И снова наступила тишина; и Хадживранев снова задумчиво смотрел вдаль; и только теперь судья заметил, что этот сильный человек действительно устал — несмотря на бравый вид; что слова его не рисовка, что он действительно готов проститься с политикой, а это плохо и для него самого, и для молодых.
— Я думаю, вам следует согласиться на встречу, — сказал он, потому что все еще считал себя его советчиком. — Потом все спокойно обсудим.
— И мой совет: согласиться, господин Хадживранев, — подхватил адъютант, но тихо, доверительно, и подошел к открытому окну. — Не смотрите на мой мундир, на звание. Я клянусь вам, что… Все это сложно, но сейчас от вас зависит, кому будем служить мы, молодые, какой мы выберем путь.
Хадживранев резко обернулся. Взгляд его светлых глаз, казалось, пронзил мундир капитана, прошел до самого сердца и, все разглядев, обратился к судье: «Ты считаешь, что можно поверить?» И молодой советчик тоже взглядом ответил: «Можно, но не надо спешить, подождем доказательств…» Сам же судья был неосторожен, поспешен и поздно осознал, что уже стоит рядом с ними, у окна, обняв за плечи красный мундир весь в ремнях и позументах. Но красный рукав резко его отстранил: «Позвольте, позвольте….»

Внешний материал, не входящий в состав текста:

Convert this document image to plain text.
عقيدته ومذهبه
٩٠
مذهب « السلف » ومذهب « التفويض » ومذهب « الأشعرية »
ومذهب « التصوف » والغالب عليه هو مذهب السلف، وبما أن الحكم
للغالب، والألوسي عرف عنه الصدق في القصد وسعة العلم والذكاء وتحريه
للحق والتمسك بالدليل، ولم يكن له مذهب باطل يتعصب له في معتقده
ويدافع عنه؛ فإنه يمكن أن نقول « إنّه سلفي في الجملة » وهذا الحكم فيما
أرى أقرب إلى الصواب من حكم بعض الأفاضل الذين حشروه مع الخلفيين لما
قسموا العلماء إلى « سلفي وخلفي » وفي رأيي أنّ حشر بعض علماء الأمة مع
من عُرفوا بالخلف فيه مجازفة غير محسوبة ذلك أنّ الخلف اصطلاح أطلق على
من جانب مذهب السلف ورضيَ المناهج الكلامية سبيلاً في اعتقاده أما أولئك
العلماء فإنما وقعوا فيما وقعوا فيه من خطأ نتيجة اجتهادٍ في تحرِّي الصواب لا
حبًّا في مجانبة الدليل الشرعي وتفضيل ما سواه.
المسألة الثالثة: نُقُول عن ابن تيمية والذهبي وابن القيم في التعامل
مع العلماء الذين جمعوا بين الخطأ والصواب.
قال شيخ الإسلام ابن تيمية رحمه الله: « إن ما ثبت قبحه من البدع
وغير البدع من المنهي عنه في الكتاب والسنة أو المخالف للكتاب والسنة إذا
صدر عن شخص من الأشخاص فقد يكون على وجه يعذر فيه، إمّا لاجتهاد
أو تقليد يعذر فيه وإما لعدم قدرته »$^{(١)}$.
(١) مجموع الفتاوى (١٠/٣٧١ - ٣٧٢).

И тут раздался другой голос, женский; он настойчиво звал: «Павел! Павел! Ты слышишь меня?» Пол разверзся перед изумленным судьей. Показалась прелестная девичья голова и плечи. Это была барышня из Стамбула, спутница Хадживранева. Но она звала его так настойчиво, будто была женой.
— Слышу, Марина, — ответил Хадживранев. — Впрочем, опасность уже миновала и ты можешь перебраться на верхний этаж.
— Сефер бредит! — сказала девушка. — Он потерял много крови и бредит! Медвежье сало не вымогает.
— Да, конечно, — ответил Павел, — оно поможет, когда остановим кровь. Сейчас пошлем за доктором, Марина.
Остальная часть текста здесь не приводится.